8/21/2010 9:46

Demons

Recently I watched a movie about demons. Ostensibly it was about evil and the effect that evil had on a family. The plot involved a serial killer, his father, and his younger brother. The father and brother were also serial killers, but they claimed to be destroying demons under the direct command of God rather than killing human beings.

The older brother, in contrast, made no moral claims. The movie allows us to interpret him as a more or less normal child who was psychologically destroyed by the experience of living with, and finally killing, a pathological father.

You might suppose that my synopsis fully indicates just how messed up this movie plot could become, but you would be wrong.

As the movie progresses, more and more details hint at some sort of reality to the father's claim to be executing divine justice. At first we move have only unsupported statements about visions of angels, revealed lists of names of targets, and references to evil perpetrated by the targets (that is, by the supposed demons). Step by step we move from this to knowing details of child murder and the other targets' crimes and the inexplicable failure of surveillence camera to record the demon-killer's face.

The audience should discount most of these hints because they are presented by the younger brother who, as we said, is making the same claim for himself. The camera failure, by itself, would be inconclusive. What finally requires our attention is the younger brother identifying the FBI agent as a matricide and the agent's apparent, implied confession.

Here, then, is the crux of the problem. If the father and younger brother are merely psychopathic, how are these revelations about their victims to be explained? (Not to the mention the TV monitor.) One would need to step outside of the artistic evidence and make up an explanation from whole cloth. That might be the most believable result, but it would say nothing about the movie's message.

On the other hand, if they truly are sent by God, if the father's self-interpretation is true, then the evils that are being addressed were performed by demons who are not human beings. If this were so, then we have done away with human sin, repentence, forgiveness, and salvation. Besides that, we do not know the God who is being portrayed by the film, a God who acts through lies and killing, in secret.

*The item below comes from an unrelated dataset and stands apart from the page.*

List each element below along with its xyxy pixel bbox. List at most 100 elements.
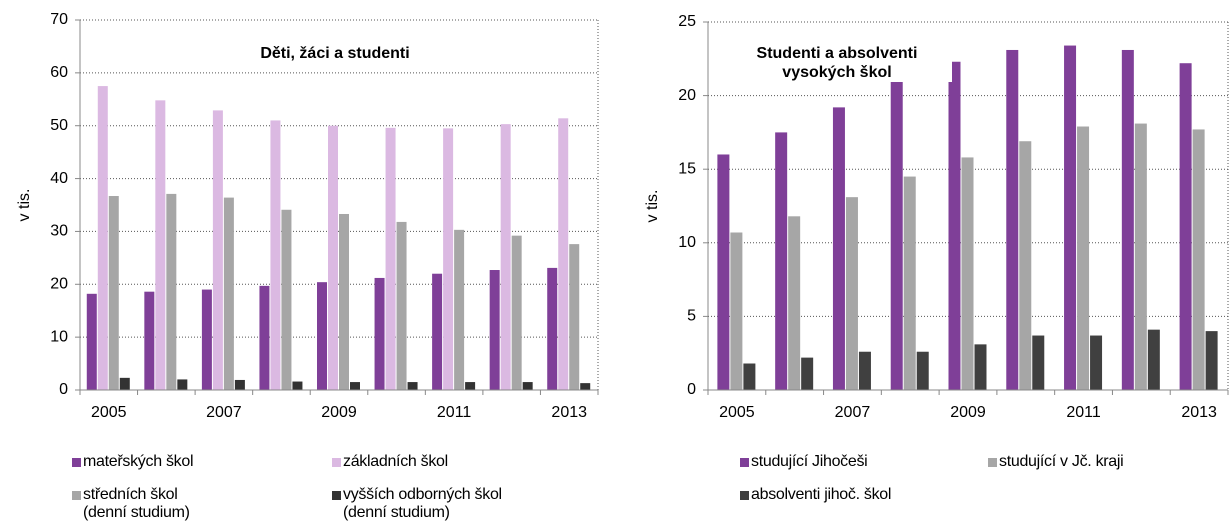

A third possibility is that the father was never in touch with God but that the evil-doers were revealed to him by the devil. The demons are destroying each other. We would then quote Jesus quoting the proverb that a house divided against itself cannot stand.

It is the movie which cannot stand. Technically competent and psychologically engaging, but it's intellectual foundation is vapor. The plot presumes aspects of Christian theology but then proceeds in contrary directions. It cannot stand within the logic of Christian revelation nor can it stand on its own, without Christianity as its background.